The trio is scored for piano, violin and cello, and it is the only work of Brahms to exist today in two published versions, although it is almost always the revised version that is performed today. The work is homotonal, with two movements in the key of B major and two in B minor. It is also among the few multimovement works to begin in a major key and end in the tonic minor (another example being Felix Mendelssohn's "Italian" Symphony).

==Structure==

The trio is in four movements:

Original version (1854): (a typical performance takes around 42 minutes)

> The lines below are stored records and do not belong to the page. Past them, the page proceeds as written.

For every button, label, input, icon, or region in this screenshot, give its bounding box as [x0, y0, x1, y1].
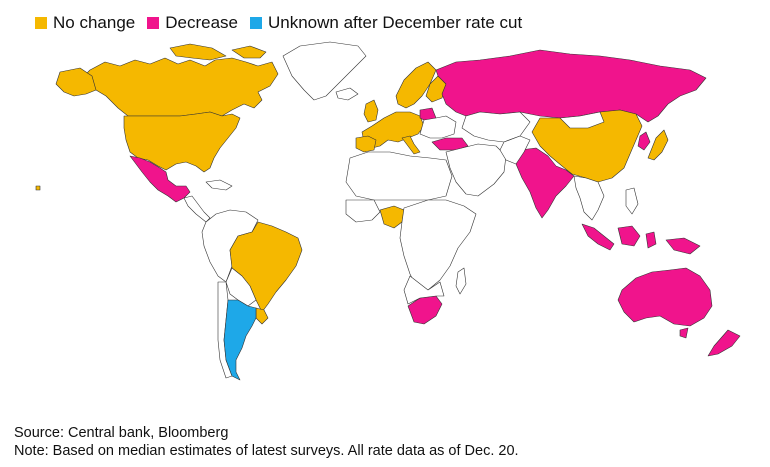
legend-label-decrease: Decrease: [165, 13, 238, 32]
legend-label-no-change: No change: [53, 13, 136, 32]
region-tasmania: [679, 327, 689, 339]
note-text: Note: Based on median estimates of lates…: [14, 443, 519, 459]
legend-item-decrease: Decrease: [147, 13, 238, 33]
region-alaska: [55, 67, 97, 97]
region-canada-arctic: [169, 43, 227, 61]
legend-swatch-no-change: [35, 17, 47, 29]
legend-swatch-unknown: [250, 17, 262, 29]
footer-notes: Source: Central bank, Bloomberg Note: Ba…: [14, 424, 519, 460]
legend-label-unknown: Unknown after December rate cut: [268, 13, 523, 32]
region-uk: [363, 99, 379, 123]
map-legend: No change Decrease Unknown after Decembe…: [35, 13, 534, 33]
region-canada-arctic-2: [231, 45, 267, 59]
region-argentina: [223, 299, 257, 381]
region-uruguay: [255, 307, 269, 325]
region-iceland: [335, 87, 359, 101]
region-north-africa: [345, 151, 453, 201]
region-papua: [665, 237, 701, 255]
region-turkey: [431, 137, 469, 151]
region-australia: [617, 267, 713, 327]
region-southeast-asia: [573, 175, 605, 221]
region-philippines: [625, 187, 639, 215]
region-mongolia: [559, 111, 605, 129]
region-greenland: [282, 41, 367, 101]
region-japan: [647, 129, 669, 161]
region-borneo: [617, 225, 641, 247]
region-middle-east: [445, 143, 507, 197]
region-madagascar: [455, 267, 467, 295]
region-caribbean: [205, 179, 233, 191]
region-new-zealand: [707, 329, 741, 357]
region-iberia: [355, 135, 377, 153]
region-russia: [435, 49, 707, 123]
region-central-africa: [399, 199, 477, 291]
world-map: [35, 41, 741, 381]
region-central-america: [183, 195, 211, 223]
region-indonesia: [581, 223, 615, 251]
region-west-africa: [345, 199, 381, 223]
region-korea: [637, 131, 651, 151]
region-nigeria: [379, 205, 405, 229]
region-bolivia-paraguay: [225, 267, 257, 307]
region-india: [515, 147, 575, 219]
region-italy: [401, 135, 421, 155]
region-canada: [79, 57, 279, 117]
legend-item-no-change: No change: [35, 13, 135, 33]
region-pakistan: [499, 135, 531, 165]
region-mexico: [129, 155, 191, 203]
region-sulawesi: [645, 231, 657, 249]
region-southern-africa: [403, 275, 445, 305]
region-small-island: [35, 185, 41, 191]
legend-item-unknown: Unknown after December rate cut: [250, 13, 522, 33]
region-eastern-europe: [419, 115, 457, 139]
legend-swatch-decrease: [147, 17, 160, 29]
source-text: Source: Central bank, Bloomberg: [14, 425, 229, 441]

Revised version (Neue Ausgabe) (1889): (a typical performance takes around 33 minutes)

==Analysis==

===First movement===
B major, 4/4, alla breve in revised version

This movement is a sonata form movement in B major. It begins with a broad theme in the cello and piano and builds in intensity. Between the two versions of the trio, Brahms made hardly any changes to the first 80 bars or so, except for omitting little interjections by the violin that he supposedly only included in the first version to meet a desire of Joseph Joachim. In the first version, the second subject group in G♯ minor (bar 84) includes various thematic elements, only one of which is taken up in the recapitulation as the basis for a fugue in stile antico (bar 354). In the coda of the original version, the main subject is finally brought to a climactic, fortissimo conclusion on the tonic (bar 473).

===Second movement===
B minor, trio section and ending in B major, 3/4

The B minor scherzo combines delicate filigree passages with fortissimo outbursts. The exuberant mood of the first movement returns in the trio section in B major. A Picardy third, which ends the movement in B major, sets the scene for the third movement, also in B major. The only alterations Brahms applied to this movement in his revision of the work were a doubling of the climactic trio melody in the cello, and a reworking of the coda.

===Third movement===
B major, 4/4

This movement, returning to B major and following a simple ternary form, opens with a spacious chordal theme in the piano, counterpoised by a middle section in which the cello plays a poignant G♯ minor melody making use of chromaticism (bar 33). In the first version, a different second theme was used – a quotation from Franz Schubert's "Am Meer" from Schwanengesang (bar 33) – and an Allegro section was included near the end of the movement (bar 82).

===Fourth movement===
B minor, 3/4

Back in B minor, the first theme of this movement is highly chromatic and slightly ambiguous tonally, with a very agitated dotted rhythm. This is perhaps the movement Brahms altered the most between the two versions, with the cello's original smooth second theme in F♯ major (bar 105)—an apparent allusion to Beethoven's "Nimm sie hin denn, diese Lieder" from An die ferne Geliebte, which is also quoted in Schumann's Fantasie Op. 17—being replaced by a more vigorous arpeggiated piano theme in D major (bar 64). The combined contour and rhythm of this new theme in its first four bars bear a striking resemblance to "The Star-Spangled Banner". After a B major episode recalling the mood of the first movement, the music returns to B minor and ends very turbulently.